Interprocess communication
The database is securely managed by a child process and communicates with the main web application process over sockets.

For the time being, the protocol is an overly simple (read: slow and inefficient) one: open a non-blocking socket pair, fork, pass the pair to the child and parent. The child then opens and works with the database with a pledge(2) set for file access. (In the event that the original single-process model is used, none of this overhead is invoked.)

Following invocation, the parent caller usually will pledge for stdio and whatever else is required by the application.

All in all, this roughly doubled the code-base size. See it for yourself in ksql.c (available as of the 0.1.0 release). The only bits needed to enable split-process mode are calling ksql_alloc_child(3) instead of ksql_alloc(3) on initialisation.

For example, the following simple application opens the database, then sandboxes itself. Note that the ksql functions aren't checked for errors since the default behaviour is to exit on database errors. (Technically the calls to ksql_close(3) and ksql_free(3) are superfluous, but let's be tidy.)

    1 int
    2 main(void)
    3 {
    4 	struct ksql	*sql;
    5 	struct ksqlstmt	*stmt;
    6 	size_t		 i;
    7 	char		 buf[64];
    8 	uint32_t	 val;
    9 
   10 	if (NULL == (sql = ksql_alloc_child(NULL, NULL, NULL)))
   11 		errx(EXIT_FAILURE, "ksql_alloc_child");
   12 
   13 	if (-1 == pledge("stdio", NULL))
   14 		err(EXIT_FAILURE, "pledge");
   15 
   16 	ksql_open(sql, "test.db");
   17 
   18 	ksql_stmt_alloc(sql, &stmt, "INSERT INTO "
   19 		"test (foo,bar) VALUES (?,?)", 1);
   20 	for (i = 0; i < 10; i++) {
   21 		val = arc4random();
   22 		snprintf(buf, sizeof(buf), "%" PRIu32, val);
   23 		ksql_bind_int(stmt, 0, val);
   24 		ksql_bind_str(stmt, 1, buf);
   25 		ksql_stmt_step(stmt);
   26 		ksql_stmt_reset(stmt);
   27 	}
   28 	ksql_stmt_free(stmt);
   29 	ksql_close(sql);
   30 	ksql_free(sql);
   31 
   32 	return(EXIT_SUCCESS);
   33 }

A much more reasonable sandbox.

In a web application that combines kcgi and ksql, both the parsing of validation of data and database import and export are all performed separately from the main CGI script. So all vulnerable operations (touching network, touching files—the attack surface being coloured in red) of such applications are now limited to sandboxed child processes.

Interprocess communication
All parts being compartmentalised.

Not only does this protect your application from bad input, it also protects your database from you!

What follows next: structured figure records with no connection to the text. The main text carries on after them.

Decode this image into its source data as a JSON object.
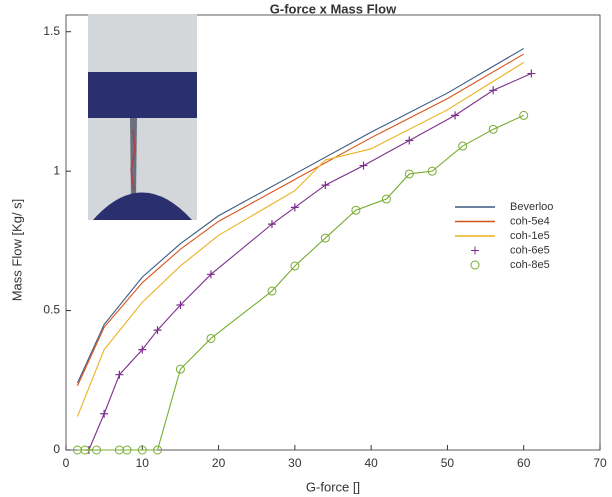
{
  "chart_data": {
    "type": "line",
    "title": "G-force x Mass Flow",
    "xlabel": "G-force []",
    "ylabel": "Mass Flow [Kg/ s]",
    "xlim": [
      0,
      70
    ],
    "ylim": [
      0,
      1.56
    ],
    "xticks": [
      0,
      10,
      20,
      30,
      40,
      50,
      60,
      70
    ],
    "yticks": [
      0,
      0.5,
      1,
      1.5
    ],
    "grid": false,
    "legend": "right",
    "series": [
      {
        "name": "Beverloo",
        "color": "#3c5a80",
        "marker": "none",
        "x": [
          1.5,
          5,
          10,
          15,
          20,
          30,
          40,
          50,
          60
        ],
        "values": [
          0.24,
          0.45,
          0.62,
          0.74,
          0.84,
          0.99,
          1.14,
          1.28,
          1.44
        ]
      },
      {
        "name": "coh-5e4",
        "color": "#d95319",
        "marker": "none",
        "x": [
          1.5,
          5,
          10,
          15,
          20,
          30,
          40,
          50,
          60
        ],
        "values": [
          0.23,
          0.44,
          0.6,
          0.72,
          0.82,
          0.97,
          1.12,
          1.26,
          1.42
        ]
      },
      {
        "name": "coh-1e5",
        "color": "#edb120",
        "marker": "none",
        "x": [
          1.5,
          5,
          10,
          15,
          20,
          30,
          34,
          40,
          50,
          60
        ],
        "values": [
          0.12,
          0.36,
          0.53,
          0.66,
          0.77,
          0.93,
          1.04,
          1.08,
          1.22,
          1.39
        ]
      },
      {
        "name": "coh-6e5",
        "color": "#7e2f8e",
        "marker": "plus",
        "x": [
          3,
          5,
          7,
          10,
          12,
          15,
          19,
          27,
          30,
          34,
          39,
          45,
          51,
          56,
          61
        ],
        "values": [
          0,
          0.13,
          0.27,
          0.36,
          0.43,
          0.52,
          0.63,
          0.81,
          0.87,
          0.95,
          1.02,
          1.11,
          1.2,
          1.29,
          1.35
        ]
      },
      {
        "name": "coh-8e5",
        "color": "#77ac30",
        "marker": "circle",
        "x": [
          1.5,
          2.5,
          4,
          7,
          8,
          10,
          12,
          15,
          19,
          27,
          30,
          34,
          38,
          42,
          45,
          48,
          52,
          56,
          60
        ],
        "values": [
          0,
          0,
          0,
          0,
          0,
          0,
          0,
          0.29,
          0.4,
          0.57,
          0.66,
          0.76,
          0.86,
          0.9,
          0.99,
          1.0,
          1.09,
          1.15,
          1.2
        ]
      }
    ]
  }
}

I've already added the functionality to kwebapp (this system was discussed here) as of 0.2.8 to make this even easier to use. Assuming we've generated a database API exporting the usual db_open function via kwebapp(1)

    1 int
    2 main(void)
    3 {
    4 	struct kreq r;
    5 	const char *pages = "index";
    6 
    7 	if (KCGI_OK != khttp_parse(&r, NULL, 0, &pages, 1, 0))
    8 		errx(EXIT_FAILURE, "khttp_parse");
    9 
   10 	if (NULL == (r.arg = db_open("/data/foo.db")))
   11 		errx(EXIT_FAILURE, "db_open");
   12 
   13 	if (-1 == pledge("stdio", NULL))
   14 		err(EXIT_FAILURE, "pledge");
   15 
   16 	/* Perform actions in a sandbox. */
   17 
   18 	db_close(r.arg);
   19 	khttp_free(&r);
   20 	return(EXIT_SUCCESS);
   21 }

What can be improved in ksql's split-process model? A lot.

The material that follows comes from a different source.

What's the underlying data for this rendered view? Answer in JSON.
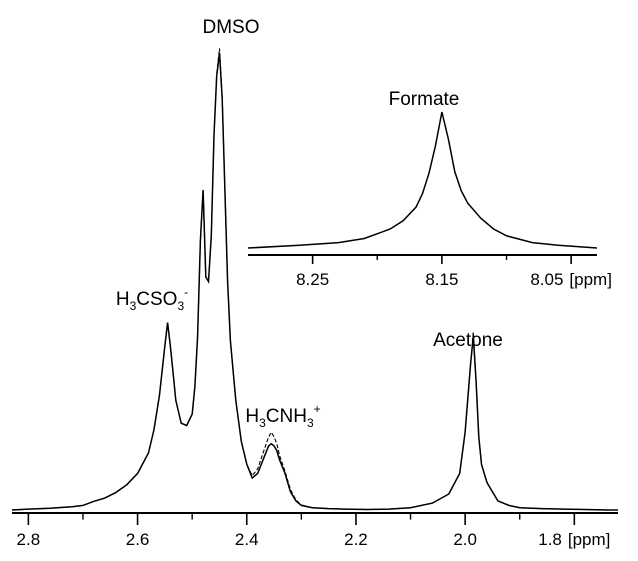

For starters, the protocol can be significantly (make that significantly) improved. Right now, it has a lot of reads and writes that can be consolidated into one: a header frame with most data, followed by additional data in the event of strings. In fact, any request can be limited to two transmissions: a header frame and a data frame. Most requests will only have the header. (Those with string or blob values will need the extra frame.)

It's also rather easy to add other sandboxes. But since I generally only use OpenBSD, I'm not there yet!